Trouble for Milley
If the claims are true, Gen. Mark Milley will soon be in well-deserved trouble.
If Washington Post reporters Bob Woodward and Robert Costa are right — and there’s no reason to think otherwise — then Milley schemed behind President Trump’s back to prevent him from exercising the powers of the presidency (“Book: Officer feared Trump would go to war with China,” Sept. 15). That’s treasonous.
Sen. Marco Rubio is right to urge President Biden to fire Milley. He’s right that Milley worked to “actively undermine the sitting Commander in Chief of the United States Armed Forces.”
It doesn’t matter what Trump did or didn’t do. Milley’s job was never to second-guess or undermine him.
I’ve read the Journal’s criticism of Rep. Madison Cawthorn (“Cawthorn’s rhetoric requires a rebuke,” Sept. 5). You think he doesn’t know what he’s talking about, that he gets his facts wrong. But you’re wrong; he’s a visionary. I saw him on Newsmax on Sept. 16, when he debunked the claim that airlines could place restrictions on fliers. He stated, “you actually have a constitutionally protected right to free, unrestricted travel within the United States.” I’d never heard anyone interpret the Constitution this way before.
I immediately packed a bag and rushed to the Piedmont Triad International Airport. “One ticket to Washington, D.C!” I told the teller.
But then she asked me to pay for a ticket!
“Don’t you know that I have a constitutionally protected right to free, unrestricted travel within the United States?” I asked her. I had to explain Cawthorn’s brilliant constitutional insight.
But she refused to let me travel free and unrestricted. Am I going to have to sue an airline to get my constitutional rights?
I see lots of people making fun of Cawthorn today. They did the same thing when he said that Thomas Jefferson said that “facts are stubborn things.” Just because it’s John Adams who was known for that doesn’t mean that Jefferson never said it.
I’m tired of the liberal elites who demand that we get our facts straight. Sometimes a fake quote says something more important than a real quote.
Have you seen Cawthorn beat up a tree? I challenge Gov. Roy Cooper to do that.
Men of integrity
I, for one, appreciate what Joint Chiefs Chairman Gen.

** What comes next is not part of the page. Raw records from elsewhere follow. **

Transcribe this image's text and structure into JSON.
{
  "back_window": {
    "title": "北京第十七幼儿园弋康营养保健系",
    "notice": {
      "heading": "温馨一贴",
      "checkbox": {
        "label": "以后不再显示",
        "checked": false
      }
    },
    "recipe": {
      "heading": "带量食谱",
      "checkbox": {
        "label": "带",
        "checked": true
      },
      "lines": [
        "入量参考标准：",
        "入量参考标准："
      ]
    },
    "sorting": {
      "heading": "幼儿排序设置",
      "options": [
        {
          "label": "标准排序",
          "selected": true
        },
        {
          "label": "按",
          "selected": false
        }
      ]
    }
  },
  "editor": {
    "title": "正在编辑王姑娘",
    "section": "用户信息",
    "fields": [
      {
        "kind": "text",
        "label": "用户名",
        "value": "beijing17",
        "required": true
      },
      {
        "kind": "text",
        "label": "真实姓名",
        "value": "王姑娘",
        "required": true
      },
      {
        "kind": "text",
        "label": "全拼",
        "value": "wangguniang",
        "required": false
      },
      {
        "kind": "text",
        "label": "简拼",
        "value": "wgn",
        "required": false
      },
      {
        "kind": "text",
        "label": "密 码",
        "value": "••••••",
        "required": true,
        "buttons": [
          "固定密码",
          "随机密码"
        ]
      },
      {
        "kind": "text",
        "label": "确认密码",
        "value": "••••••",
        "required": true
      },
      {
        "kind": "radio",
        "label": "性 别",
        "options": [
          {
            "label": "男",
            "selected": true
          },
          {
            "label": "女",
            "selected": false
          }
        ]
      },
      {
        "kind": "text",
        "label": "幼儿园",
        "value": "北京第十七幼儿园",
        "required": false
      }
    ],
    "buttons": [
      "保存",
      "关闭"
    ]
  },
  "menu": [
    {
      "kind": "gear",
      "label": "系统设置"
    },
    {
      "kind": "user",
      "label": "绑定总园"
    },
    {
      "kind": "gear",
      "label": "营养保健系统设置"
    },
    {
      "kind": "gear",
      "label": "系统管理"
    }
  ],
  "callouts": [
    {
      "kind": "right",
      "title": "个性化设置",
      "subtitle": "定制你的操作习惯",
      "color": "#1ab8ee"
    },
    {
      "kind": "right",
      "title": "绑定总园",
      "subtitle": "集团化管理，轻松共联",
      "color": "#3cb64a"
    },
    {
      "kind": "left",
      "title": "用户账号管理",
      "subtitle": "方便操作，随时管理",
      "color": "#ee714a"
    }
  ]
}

Mark Milley did to keep former President Trump from possibly starting a war with China while he was being booted out of office (“Book: Officer feared Trump would go to war with China,” Sept. 15). But I saw that retired Lt. Col. Alexander Vindman, the National Security Council appointee who blew the whistle on Trump for trying to influence the Ukrainian government into launching politically motivated investigations of the Bidens, has said that Milley must resign.

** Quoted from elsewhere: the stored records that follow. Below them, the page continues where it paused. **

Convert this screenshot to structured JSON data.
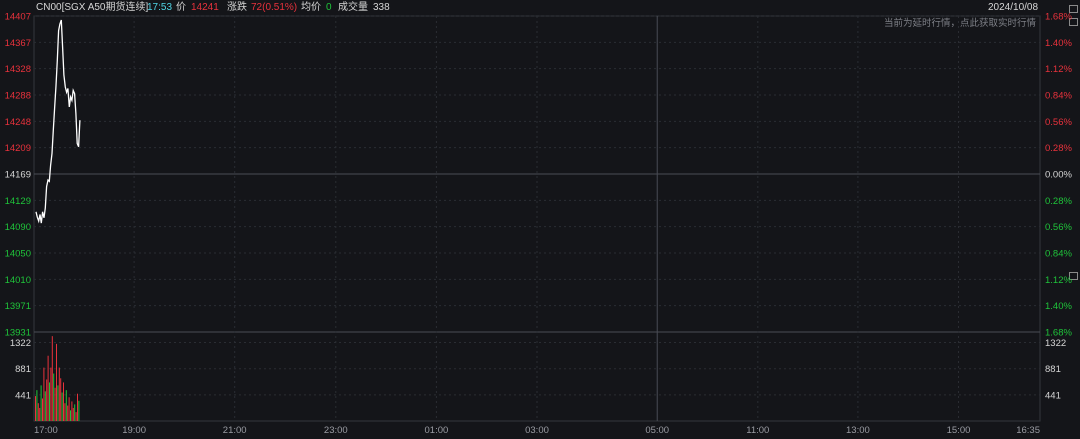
{
  "header": {
    "symbol": "CN00[SGX A50期货连续]",
    "time": "17:53",
    "price_label": "价",
    "price_value": "14241",
    "change_label": "涨跌",
    "change_value": "72(0.51%)",
    "avg_label": "均价",
    "avg_value": "0",
    "volume_label": "成交量",
    "volume_value": "338",
    "date": "2024/10/08"
  },
  "notice": "当前为延时行情，点此获取实时行情",
  "colors": {
    "up": "#e8323c",
    "down": "#1fc43a",
    "flat": "#d6d6d6",
    "line": "#ffffff",
    "grid": "#2a2d33",
    "bg": "#141519"
  },
  "chart_data": [
    {
      "type": "line",
      "reference_price": 14169,
      "y_ticks_left": [
        "14407",
        "14367",
        "14328",
        "14288",
        "14248",
        "14209",
        "14169",
        "14129",
        "14090",
        "14050",
        "14010",
        "13971",
        "13931"
      ],
      "y_ticks_right": [
        "1.68%",
        "1.40%",
        "1.12%",
        "0.84%",
        "0.56%",
        "0.28%",
        "0.00%",
        "0.28%",
        "0.56%",
        "0.84%",
        "1.12%",
        "1.40%",
        "1.68%"
      ],
      "x_ticks": [
        "17:00",
        "19:00",
        "21:00",
        "23:00",
        "01:00",
        "03:00",
        "05:00",
        "11:00",
        "13:00",
        "15:00",
        "16:35"
      ],
      "series": [
        {
          "values": [
            14112,
            14104,
            14098,
            14108,
            14095,
            14112,
            14103,
            14118,
            14150,
            14160,
            14158,
            14182,
            14200,
            14235,
            14268,
            14302,
            14340,
            14385,
            14395,
            14401,
            14360,
            14318,
            14300,
            14292,
            14298,
            14270,
            14285,
            14280,
            14295,
            14290,
            14260,
            14215,
            14210,
            14250
          ]
        }
      ]
    },
    {
      "type": "bar",
      "y_ticks_left": [
        "1322",
        "881",
        "441"
      ],
      "y_ticks_right": [
        "1322",
        "881",
        "441"
      ],
      "values": [
        420,
        520,
        300,
        220,
        600,
        380,
        900,
        500,
        700,
        1100,
        650,
        900,
        1430,
        800,
        560,
        1300,
        600,
        900,
        720,
        480,
        650,
        300,
        520,
        260,
        400,
        180,
        330,
        220,
        280,
        150,
        460,
        340
      ]
    }
  ]
}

“He usurped civilian authority, broke Chain of Command, and violated the sacrosanct principle of civilian control over the military. It’s an extremely dangerous precedent. You can’t simply walk away from that,” Vindman tweeted.
I disagree, especially since every action Milley took was witnessed by others in the intelligence community. He was acting to protect the nation from an individual we all know was unhinged.
But I’ve got to say that I admire Vindman’s consistency. His complaint about Milley is much like his complaint about Trump. It proves that he’s no partisan hack and lends even more credence to his criticism of Trump.
We need someone with Milley’s courage and integrity in charge of the military. But Vindman also exhibits courage and integrity. This is an honest disagreement, and it’s a refreshing change from all the “gotcha” blather that’s usually out there. I’m glad that they both love America.
I’m one of the “adults” you criticized in your Sept. 17 editorial “Give us the Carolina Classic.” I will not be attending the fair, no matter what the safety policies are and no matter what they call it. The city did all of us a disservice when they changed the name from “Dixie Classic Fair” to pander to a small group of “woke” malcontents.